As discussed above, ion channels have a voltage threshold that opens them. We can successfully interpret how the microscopic threshold of the ion channels forms the macroscopic phenomenon that a voltage threshold exists for the membrane. Section 17.3 in [24], introduces further (current and charge) thresholds. After introducing the “slow current” notion, we can understand that the same voltage threshold manifests in apparently different thresholds.

As discussed, introducing a sustained current Iclamp implies the introduction of a sustained slow current on the membrane’s surface. The sustained current means a sustained presence of ions on the surface, resulting in a continuous increase of potential offset over the resting potential value. As observed, “the somatic membrane potential responds with a slight overshoot”. Given that the charge collection for initiating an AP starts at a voltage above the resting potential, the voltage threshold is reached earlier. The introduced external current IA is added to the sustained clamping current. The charge delivered by the newly added slow current appears delayed (after the onset). Depending on the point of the membrane the current is added, the delay may be up to 1 msec. (As [50] demonstrated, the propagation speed inside a neuron is in the order of less than 1 cm/s; furthermore, as we discussed, the need to use electrolyte electrodes can prolong the measured delay time considerably.) The current threshold is another manifestation of the voltage threshold.
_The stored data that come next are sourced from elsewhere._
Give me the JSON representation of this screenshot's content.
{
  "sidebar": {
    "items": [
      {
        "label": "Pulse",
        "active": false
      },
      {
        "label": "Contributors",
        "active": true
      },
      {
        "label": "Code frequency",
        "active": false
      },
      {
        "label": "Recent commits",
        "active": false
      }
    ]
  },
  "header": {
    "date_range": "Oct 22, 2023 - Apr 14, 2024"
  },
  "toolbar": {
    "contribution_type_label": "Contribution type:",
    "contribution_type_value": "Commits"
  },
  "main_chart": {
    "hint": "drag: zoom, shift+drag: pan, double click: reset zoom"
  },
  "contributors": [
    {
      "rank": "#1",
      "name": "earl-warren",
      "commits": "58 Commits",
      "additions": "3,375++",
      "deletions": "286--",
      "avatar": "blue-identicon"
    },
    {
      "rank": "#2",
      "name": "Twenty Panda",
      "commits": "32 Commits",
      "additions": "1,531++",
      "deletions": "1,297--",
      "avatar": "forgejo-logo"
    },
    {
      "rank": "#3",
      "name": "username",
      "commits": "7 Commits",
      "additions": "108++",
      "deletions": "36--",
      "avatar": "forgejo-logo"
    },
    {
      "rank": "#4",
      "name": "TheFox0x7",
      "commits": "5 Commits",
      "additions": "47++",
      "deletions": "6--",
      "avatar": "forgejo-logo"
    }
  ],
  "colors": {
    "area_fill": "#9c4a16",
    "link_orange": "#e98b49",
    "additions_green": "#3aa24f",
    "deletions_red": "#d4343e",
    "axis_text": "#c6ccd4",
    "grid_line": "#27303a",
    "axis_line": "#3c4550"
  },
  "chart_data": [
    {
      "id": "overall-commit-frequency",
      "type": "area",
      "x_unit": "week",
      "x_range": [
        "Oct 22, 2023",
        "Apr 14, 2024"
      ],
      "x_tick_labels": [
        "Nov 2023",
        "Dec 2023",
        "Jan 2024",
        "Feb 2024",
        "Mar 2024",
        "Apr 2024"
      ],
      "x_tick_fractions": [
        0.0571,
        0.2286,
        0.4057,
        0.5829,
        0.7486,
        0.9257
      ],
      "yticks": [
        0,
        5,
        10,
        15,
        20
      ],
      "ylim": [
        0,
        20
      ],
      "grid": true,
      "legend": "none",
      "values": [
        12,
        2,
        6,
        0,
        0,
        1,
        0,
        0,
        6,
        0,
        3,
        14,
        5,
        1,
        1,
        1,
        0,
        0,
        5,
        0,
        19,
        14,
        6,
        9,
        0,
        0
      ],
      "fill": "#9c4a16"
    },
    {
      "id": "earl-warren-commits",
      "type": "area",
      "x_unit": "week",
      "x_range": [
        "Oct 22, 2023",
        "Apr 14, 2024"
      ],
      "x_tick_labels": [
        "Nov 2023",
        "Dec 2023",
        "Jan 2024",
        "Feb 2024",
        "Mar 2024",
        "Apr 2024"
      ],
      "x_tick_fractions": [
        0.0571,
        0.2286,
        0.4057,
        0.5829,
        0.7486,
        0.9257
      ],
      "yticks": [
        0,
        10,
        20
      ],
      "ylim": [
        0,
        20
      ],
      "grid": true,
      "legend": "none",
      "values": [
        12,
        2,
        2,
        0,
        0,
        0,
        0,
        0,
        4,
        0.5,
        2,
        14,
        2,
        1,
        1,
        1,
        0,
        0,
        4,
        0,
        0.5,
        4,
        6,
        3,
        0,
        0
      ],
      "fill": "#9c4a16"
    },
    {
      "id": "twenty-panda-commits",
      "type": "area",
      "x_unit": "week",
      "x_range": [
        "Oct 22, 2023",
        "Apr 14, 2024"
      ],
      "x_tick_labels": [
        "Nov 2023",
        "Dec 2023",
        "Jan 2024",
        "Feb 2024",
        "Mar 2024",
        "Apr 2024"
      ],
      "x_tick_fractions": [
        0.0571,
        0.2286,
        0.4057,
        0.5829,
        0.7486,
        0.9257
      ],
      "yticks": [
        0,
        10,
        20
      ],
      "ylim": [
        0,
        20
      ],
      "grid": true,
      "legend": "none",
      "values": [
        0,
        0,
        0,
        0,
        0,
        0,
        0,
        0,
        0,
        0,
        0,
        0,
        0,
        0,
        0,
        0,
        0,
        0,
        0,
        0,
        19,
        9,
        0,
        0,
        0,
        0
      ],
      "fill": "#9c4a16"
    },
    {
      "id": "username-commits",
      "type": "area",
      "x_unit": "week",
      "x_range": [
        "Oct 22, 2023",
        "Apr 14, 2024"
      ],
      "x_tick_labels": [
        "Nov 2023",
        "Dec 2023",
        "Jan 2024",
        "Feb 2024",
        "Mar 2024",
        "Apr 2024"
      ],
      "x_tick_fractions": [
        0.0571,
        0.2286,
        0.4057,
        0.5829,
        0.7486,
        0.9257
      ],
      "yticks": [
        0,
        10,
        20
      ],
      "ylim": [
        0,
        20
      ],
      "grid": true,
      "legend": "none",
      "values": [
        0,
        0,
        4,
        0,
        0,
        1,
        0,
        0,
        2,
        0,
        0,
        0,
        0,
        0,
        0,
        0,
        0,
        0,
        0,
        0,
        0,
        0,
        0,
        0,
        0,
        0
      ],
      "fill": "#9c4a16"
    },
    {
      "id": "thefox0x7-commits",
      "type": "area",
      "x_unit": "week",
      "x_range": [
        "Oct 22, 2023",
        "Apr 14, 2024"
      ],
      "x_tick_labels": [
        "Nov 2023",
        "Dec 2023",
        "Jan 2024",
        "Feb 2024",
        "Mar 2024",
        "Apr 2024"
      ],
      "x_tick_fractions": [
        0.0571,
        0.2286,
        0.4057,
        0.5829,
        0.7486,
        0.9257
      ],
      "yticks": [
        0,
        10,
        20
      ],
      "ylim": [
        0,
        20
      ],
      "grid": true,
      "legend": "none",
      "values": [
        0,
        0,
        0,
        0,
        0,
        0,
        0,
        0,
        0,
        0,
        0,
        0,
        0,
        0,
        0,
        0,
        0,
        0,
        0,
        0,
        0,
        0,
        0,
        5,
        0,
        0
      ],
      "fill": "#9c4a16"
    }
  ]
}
As we discussed in section 2.2.4, the virtue of a capacitive current is used only to imitate the effect of a slow current: biology has no discrete capacitance. The capacitive current exists only as a virtual notion in the electric circuit comprising discrete elements that are considered parallel with the biology-imitating circuit comprising distributed elements. In the lack of notion of a “slow” current, for “rapid events”, one may attempt to replace the “delayed rectifying current” with an instantaneous current. As formulated in section 17.3.5 in [24]: “Because we are considering rapid events, the steady-state I-V in Eq. 17.4 must be replaced by the instantaneous I-V curve”. However, the rapid events are not rapid enough to make such a replacement in a differential equation. This replacement results in their Eq. (17.7) non-matching values are used. As we explained, Eq. (3.9) formulates Kirchoff’s Law in biology. Using a virtual parameter “capacity C” for biological neurons misleads research: introduces a nonexisting “charge threshold”, which exists only due to mismatching notions of finite-speed biological circuits with notions of the infinite-speed abstract electric circuits, used to imitate a finite-speed current in terms of a virtual infinite-speed current.